Marly sekali lagi menepuk pundaknya dan berlalu dari ruang kerja Saga. Pria itu tertegun sesaat setelah mendengar kalimat Marly tadi. Apa itu salah satu penyebab Marly pergi darinya? Karena ketidakpercayaan dirinya? Itu tidak penting lagi sekarang. Jangan Samapi semua itu kembali terulang pada Lisa.
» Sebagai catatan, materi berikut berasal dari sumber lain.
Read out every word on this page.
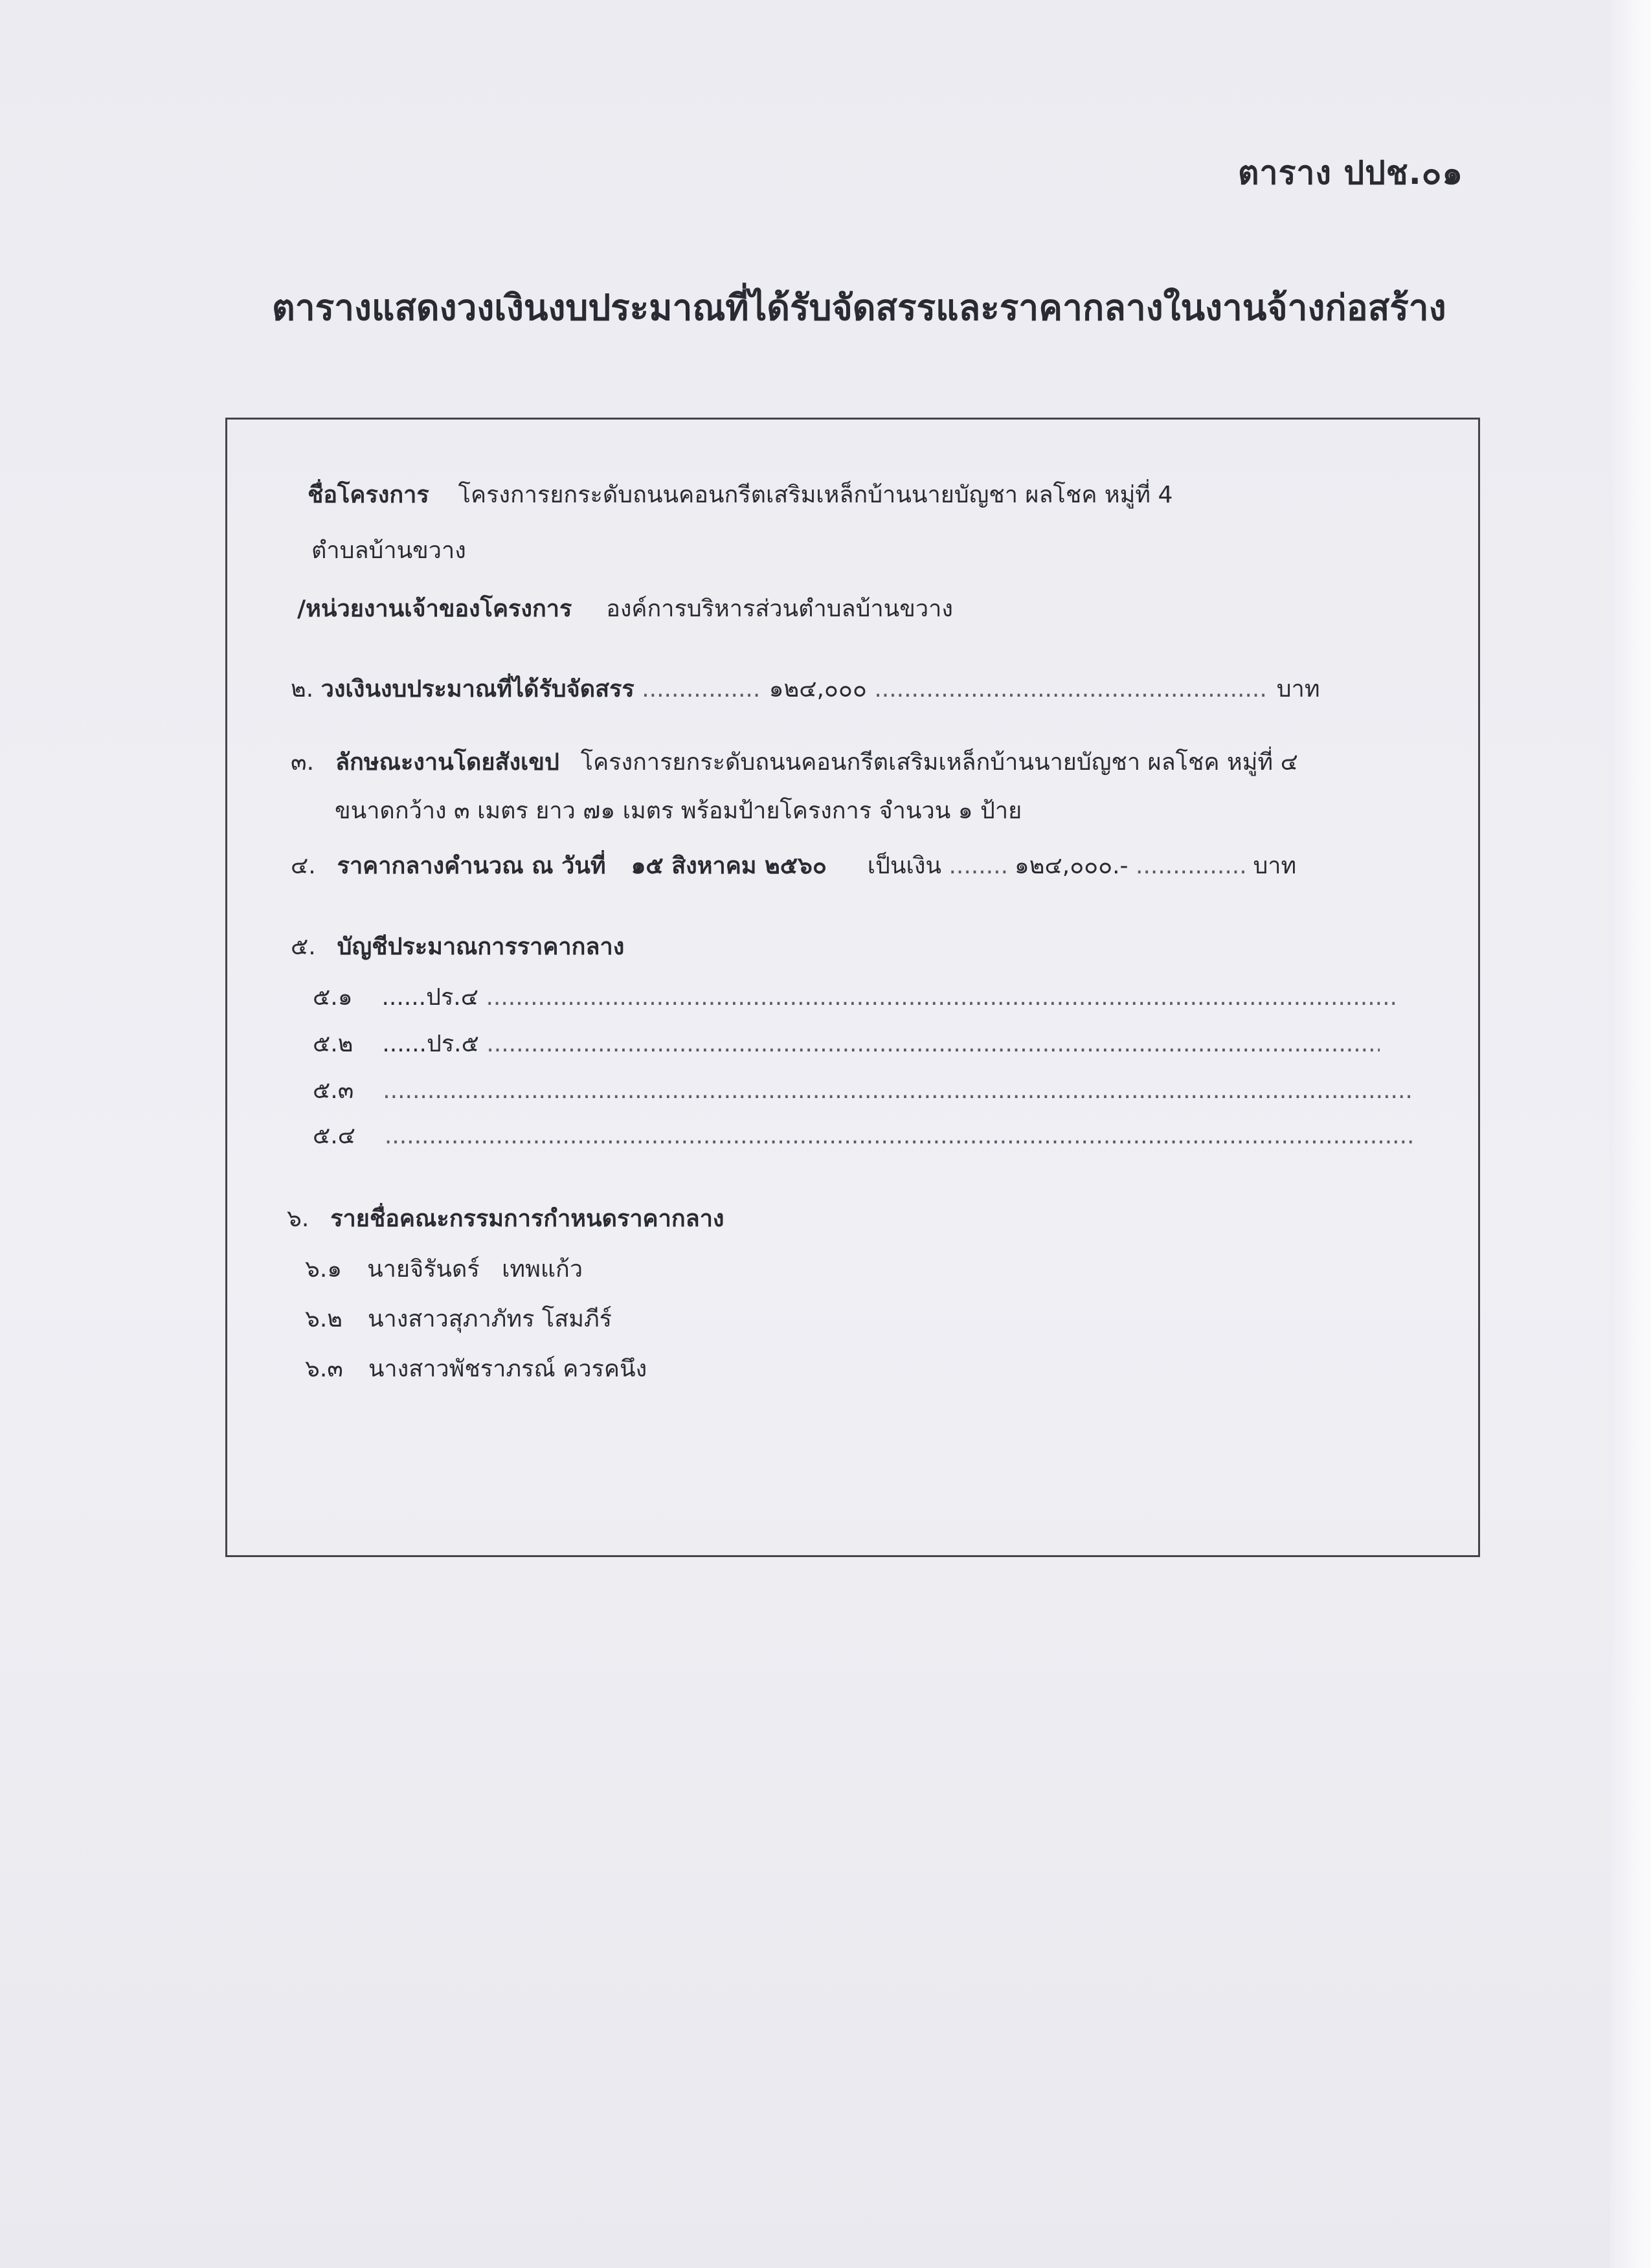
ตาราง ปปช.๐๑
ตารางแสดงวงเงินงบประมาณที่ได้รับจัดสรรและราคากลางในงานจ้างก่อสร้าง
ชื่อโครงการ โครงการยกระดับถนนคอนกรีตเสริมเหล็กบ้านนายบัญชา ผลโชค หมู่ที่ 4
ตำบลบ้านขวาง
/หน่วยงานเจ้าของโครงการ องค์การบริหารส่วนตำบลบ้านขวาง
๒. วงเงินงบประมาณที่ได้รับจัดสรร .....	๑๒๔,๐๐๐ .....	บาท
๓. ลักษณะงานโดยสังเขป โครงการยกระดับถนนคอนกรีตเสริมเหล็กบ้านนายบัญชา ผลโชค หมู่ที่ ๔
ขนาดกว้าง ๓ เมตร ยาว ๗๑ เมตร พร้อมป้ายโครงการ จำนวน ๑ ป้าย
๔. ราคากลางคำนวณ ณ วันที่ ๑๕ สิงหาคม ๒๕๖๐ เป็นเงิน .....	๑๒๔,๐๐๐.- .....	บาท
๕. บัญชีประมาณการราคากลาง
๕.๑ ......ปร.๔ .....
๕.๒ ......ปร.๕ .....
๕.๓  .....
๕.๔  .....
๖. รายชื่อคณะกรรมการกำหนดราคากลาง
๖.๑ นายจิรันดร์   เทพแก้ว
๖.๒ นางสาวสุภาภัทร โสมภีร์
๖.๓ นางสาวพัชราภรณ์ ควรคนึง
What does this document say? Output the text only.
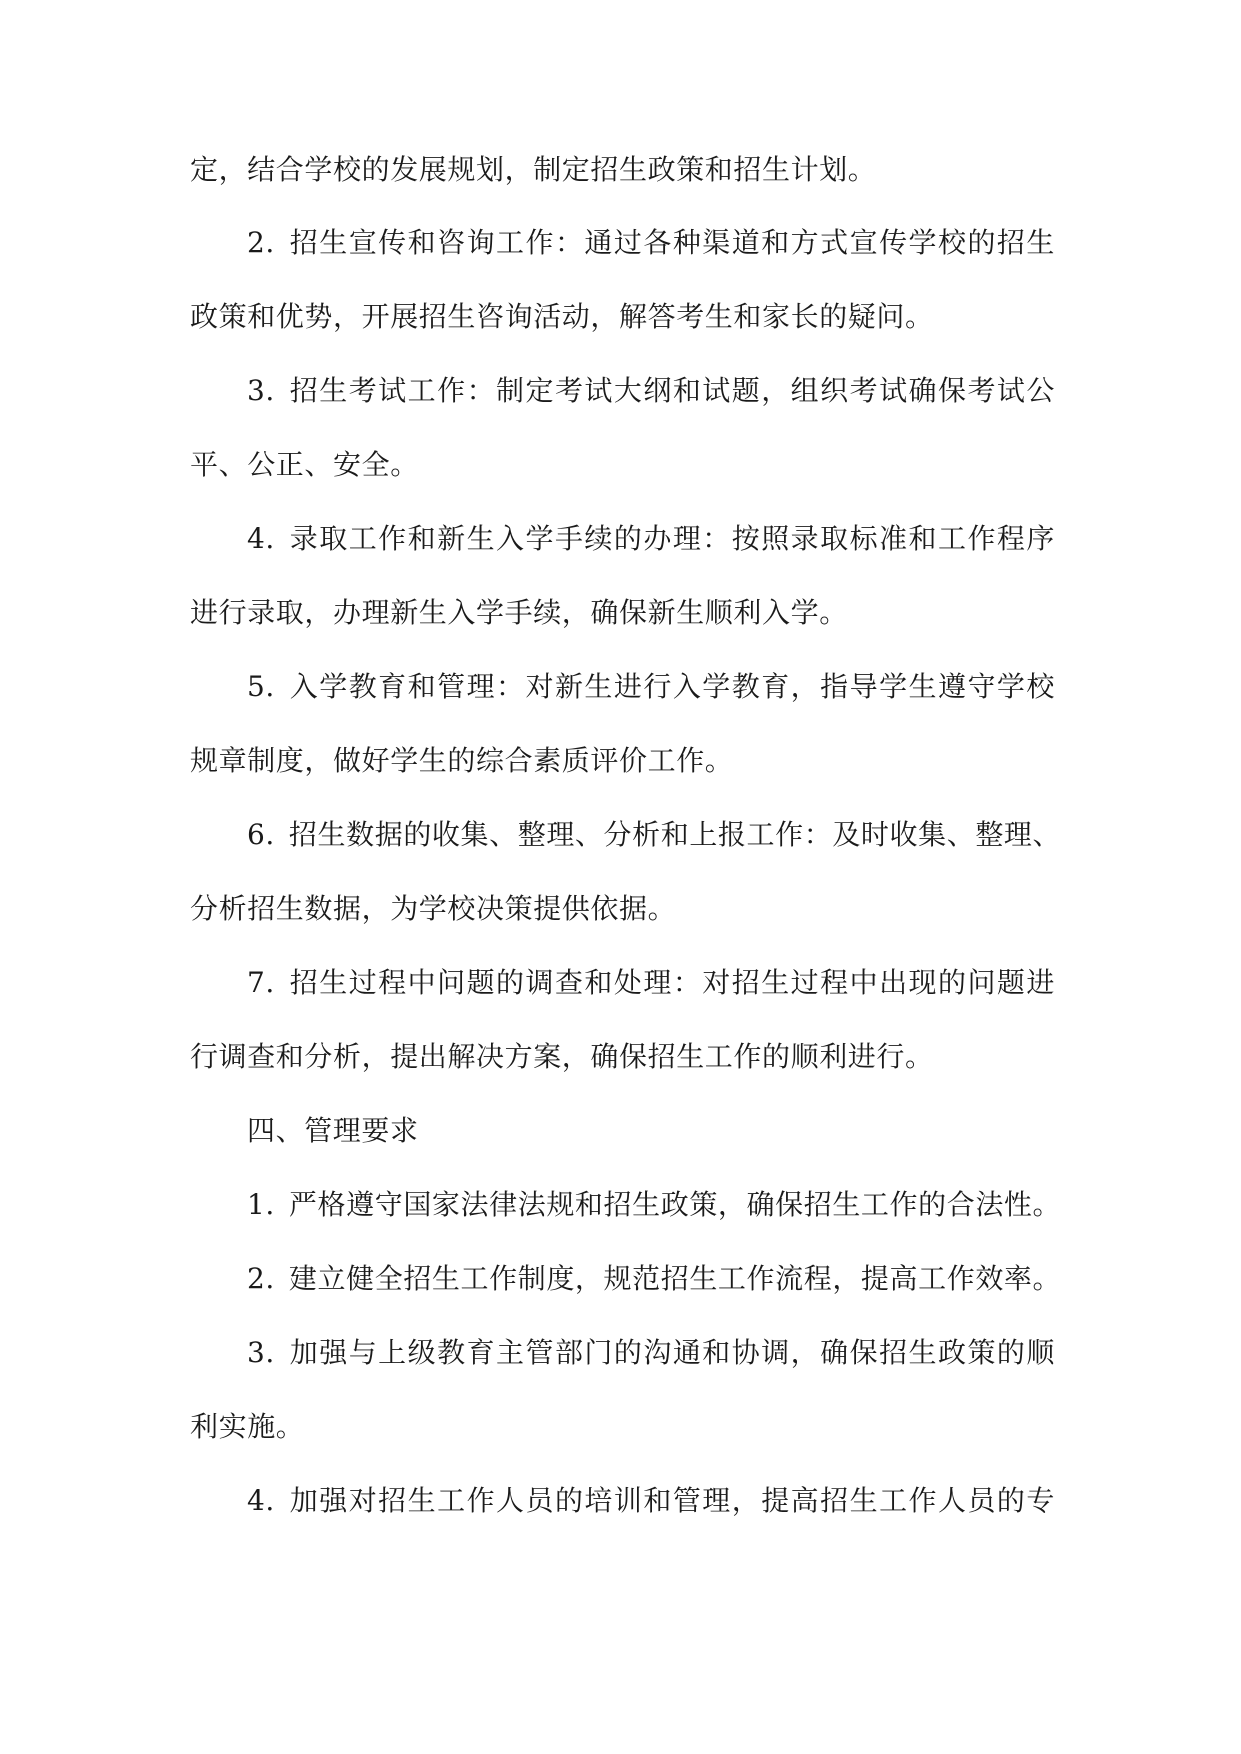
定，结合学校的发展规划，制定招生政策和招生计划。
2. 招生宣传和咨询工作：通过各种渠道和方式宣传学校的招生
政策和优势，开展招生咨询活动，解答考生和家长的疑问。
3. 招生考试工作：制定考试大纲和试题，组织考试确保考试公
平、公正、安全。
4. 录取工作和新生入学手续的办理：按照录取标准和工作程序
进行录取，办理新生入学手续，确保新生顺利入学。
5. 入学教育和管理：对新生进行入学教育，指导学生遵守学校
规章制度，做好学生的综合素质评价工作。
6. 招生数据的收集、整理、分析和上报工作：及时收集、整理、
分析招生数据，为学校决策提供依据。
7. 招生过程中问题的调查和处理：对招生过程中出现的问题进
行调查和分析，提出解决方案，确保招生工作的顺利进行。
四、管理要求
1. 严格遵守国家法律法规和招生政策，确保招生工作的合法性。
2. 建立健全招生工作制度，规范招生工作流程，提高工作效率。
3. 加强与上级教育主管部门的沟通和协调，确保招生政策的顺
利实施。
4. 加强对招生工作人员的培训和管理，提高招生工作人员的专
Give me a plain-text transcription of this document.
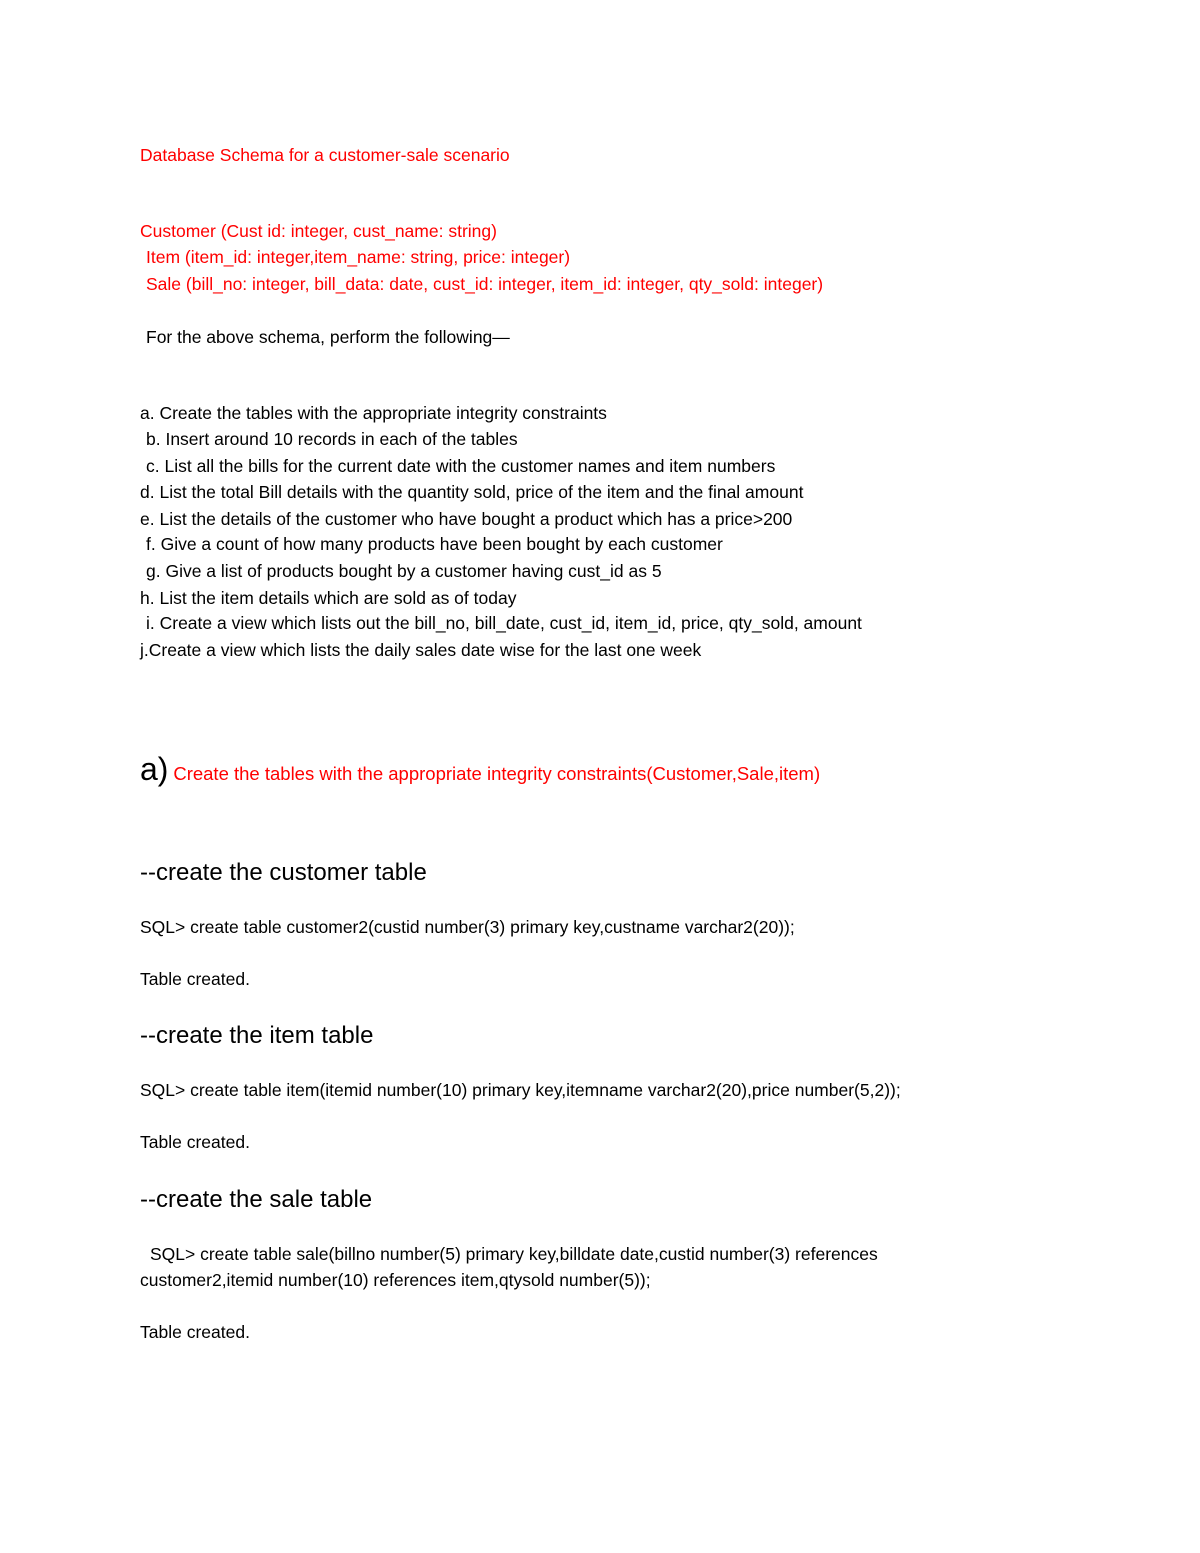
Database Schema for a customer-sale scenario
Customer (Cust id: integer, cust_name: string)
Item (item_id: integer,item_name: string, price: integer)
Sale (bill_no: integer, bill_data: date, cust_id: integer, item_id: integer, qty_sold: integer)
For the above schema, perform the following—
a. Create the tables with the appropriate integrity constraints
b. Insert around 10 records in each of the tables
c. List all the bills for the current date with the customer names and item numbers
d. List the total Bill details with the quantity sold, price of the item and the final amount
e. List the details of the customer who have bought a product which has a price>200
f. Give a count of how many products have been bought by each customer
g. Give a list of products bought by a customer having cust_id as 5
h. List the item details which are sold as of today
i. Create a view which lists out the bill_no, bill_date, cust_id, item_id, price, qty_sold, amount
j.Create a view which lists the daily sales date wise for the last one week
a) Create the tables with the appropriate integrity constraints(Customer,Sale,item)
--create the customer table
SQL> create table customer2(custid number(3) primary key,custname varchar2(20));
Table created.
--create the item table
SQL> create table item(itemid number(10) primary key,itemname varchar2(20),price number(5,2));
Table created.
--create the sale table
SQL> create table sale(billno number(5) primary key,billdate date,custid number(3) references
customer2,itemid number(10) references item,qtysold number(5));
Table created.
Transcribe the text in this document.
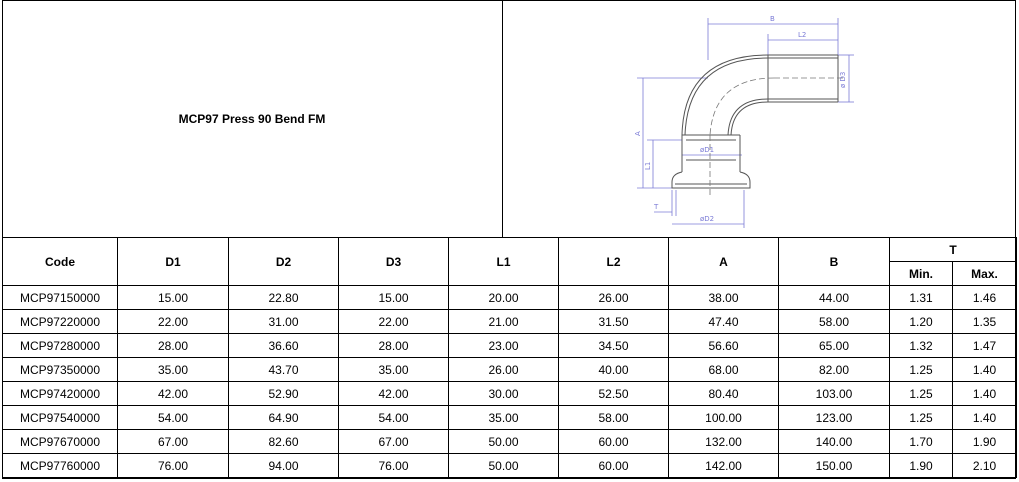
MCP97 Press 90 Bend FM
B
L2
ø D3
A
øD1
L1
T
øD2
Code	D1	D2	D3	L1	L2	A	B	T	
								Min.	Max.
MCP97150000	15.00	22.80	15.00	20.00	26.00	38.00	44.00	1.31	1.46
MCP97220000	22.00	31.00	22.00	21.00	31.50	47.40	58.00	1.20	1.35
MCP97280000	28.00	36.60	28.00	23.00	34.50	56.60	65.00	1.32	1.47
MCP97350000	35.00	43.70	35.00	26.00	40.00	68.00	82.00	1.25	1.40
MCP97420000	42.00	52.90	42.00	30.00	52.50	80.40	103.00	1.25	1.40
MCP97540000	54.00	64.90	54.00	35.00	58.00	100.00	123.00	1.25	1.40
MCP97670000	67.00	82.60	67.00	50.00	60.00	132.00	140.00	1.70	1.90
MCP97760000	76.00	94.00	76.00	50.00	60.00	142.00	150.00	1.90	2.10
Saga memutuskan pulang ke rumah, lebih tepatnya rumah orang tua Lisa. Sudah seminggu Lisa tinggal di sana, sebagai kesepakatan mereka berdua, mengingat kondisi Lisa yang tidak memungkinkan jika tinggal sendirian di rumah. Saga akan lebih tenang jika istirnya ada yang menjaga. Ketika mobilnya memasuki pekarangan rumah, Lisa sedang duduk di teras, di atas sofa yang empuk. Sedang asyik memperhatikan papa dan Nares yang tengah mengurus taman.

Setelah menyapa papa dan Nares, dia berjalan ke teras. Di sana Lisa sudah tersenyum lebar, bahkan sampai berdiri ketika dia semakin dekat.

"Yeai, ayah pulang cepat," ujar Lisa dan memeluk Saga. Pria itu mengecup singkat puncak kepala Lisa. Harum apel seperti biasa, favoritnya. "Tumben?"

Saga tertawa dan mengacak poni istrinya "Tadi bunda minta ayah pulang cepat kan?"

"Iya ya?" Lisa bingung sendiri. Padahal dia hanya bercanda. Namun saat melihat mobil Saga dirinya senang bukan main.

"Kita masuk ke dalam ya? Nggak baik kamu terlalu banyak kena angin," Saga merangkul pinggang Lisa dengan mesra dan menuntunnya masuk ke dalam kamar.

"Kamu mau mandi? Aku siapin airnya dulu,"

"Nanti saja mandinya," jawab Saga dan menatap Lisa dengan penuh damba. Tangan Saga meraih pinggang Lisa agar mendekat padanya. Namun, keduanya tertawa serempak ketika tubuh mereka terbatasi oleh perut besar Lisa.

"Belum apa-apa, anak-anak sudah menjauhkan kita," Saga tertawa nyaring kemudian membalikkan tubuh Lisa. Memutuskan lebih nyaman memeluk istrinya dari belakang.

"Kamu kenapa sih? Pulang-pulang mesra gini. Jadi curiga, jangan-jangan ada sesuatu," Lisa menengok ke belakang, yang segera dihadiah kecupan Saga di bibirnya.

"Memangnya nggak boleh mesra sama istri sendiri? Bawaannya curiga terus?" Saga menggigit telinga Lisa lembut hingga istrinya terkikik geli.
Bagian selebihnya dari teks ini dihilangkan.